Complications often arise when the owner dies intestate or when a family member moves in after the death of the shareholder. A board should have rules and regulations in place to deal with these circumstances in order to prevent problems, complications and unnecessary litigation. There should be a fixed policy within the building that is adhered to when a shareholder or unit owner dies. The policy should be provided by the management company to the decedent’s representative within a reasonable period after the death of the owner. The policy should specify the estate’s obligations regarding maintenance payments, occupancy and, in the case of a co-op, how shares are transferred to the surviving spouse or heirs. If there is no movement on the part of the estate, either to resolve occupancy issues or to pay the accruing maintenance or common charges, within three months after the death of the unit owner, the board of directors should seek counsel to determine what legal steps, if any, must be taken.
A last will and testament may control the transfer of ownership, but it does not give an automatic right to occupancy of the apartment. If a shareholder or unit owner lived alone, then, under most circumstances, the heir cannot just move into the apartment after the death of the shareholder or owner. Typically, in the course of assignment of shares, the board has the right to approve the occupancy prior to the transfer. Yet, when it comes to an inheritance, the terms of the occupancy agreement will determine how much control the board has to approve the heir or whether or not the family member will have the right not only to own, but ultimately to occupy, the apartment.

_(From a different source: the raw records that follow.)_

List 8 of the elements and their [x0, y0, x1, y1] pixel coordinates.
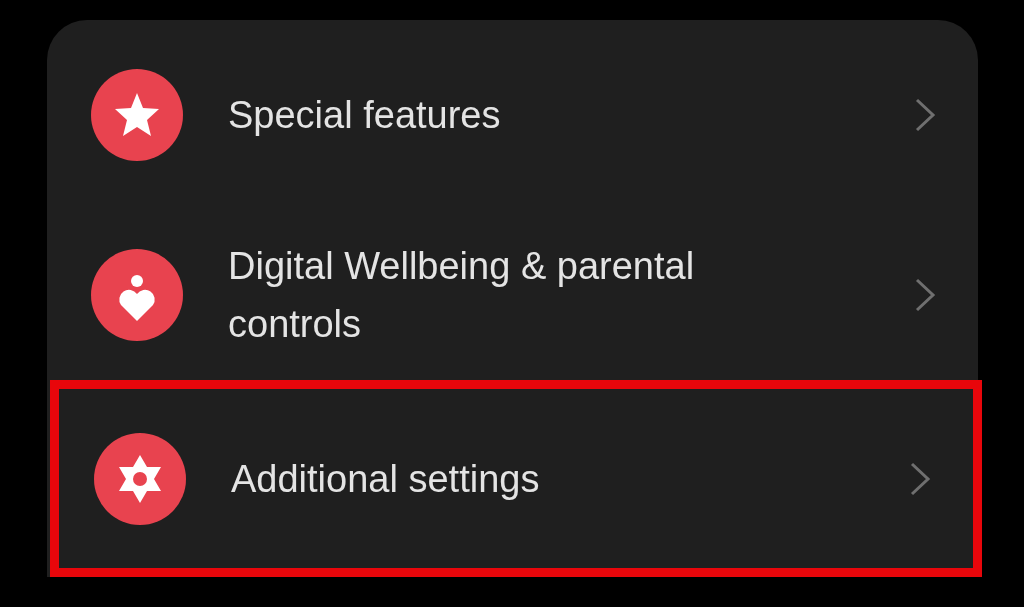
settings-item[interactable]: Digital Wellbeing & parental controls: [47, 210, 978, 380]
heart-person-icon: [91, 249, 183, 341]
item-label: Special features: [228, 93, 502, 138]
item-label: Additional settings: [231, 456, 541, 502]
item-label: Digital Wellbeing & parental controls: [228, 244, 696, 347]
settings-item[interactable]: Special features: [47, 20, 978, 210]
highlighted-settings-item[interactable]: Additional settings: [50, 380, 982, 577]
gear-icon: [94, 432, 186, 525]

Whether or not there is a will, a proprietary lease in a co-op will not terminate upon the death of an owner. Most cooperative boards permit family members to continue to occupy an apartment after the death of a shareholder, provided that they resided with the deceased shareholder prior to his or her death. But if the shareholder lived alone, no one can move into the apartment without permission of the board of directors. This includes the heirs, as well as the executor of the estate, whose sole purpose is to wind up the affairs of the estate, including removal of personal effects and sale of the unit. Maintenance payments continue to accrue, and the estate is liable for those payments. If someone occupies the apartment without the permission of the cooperative, the corporation may commence an action against the estate for a breach of the proprietary lease. Further, the cooperative cannot accept payment of the maintenance from anyone other than the estate of the shareholder, without risking an assertion of waiver, even if the proprietary lease states otherwise.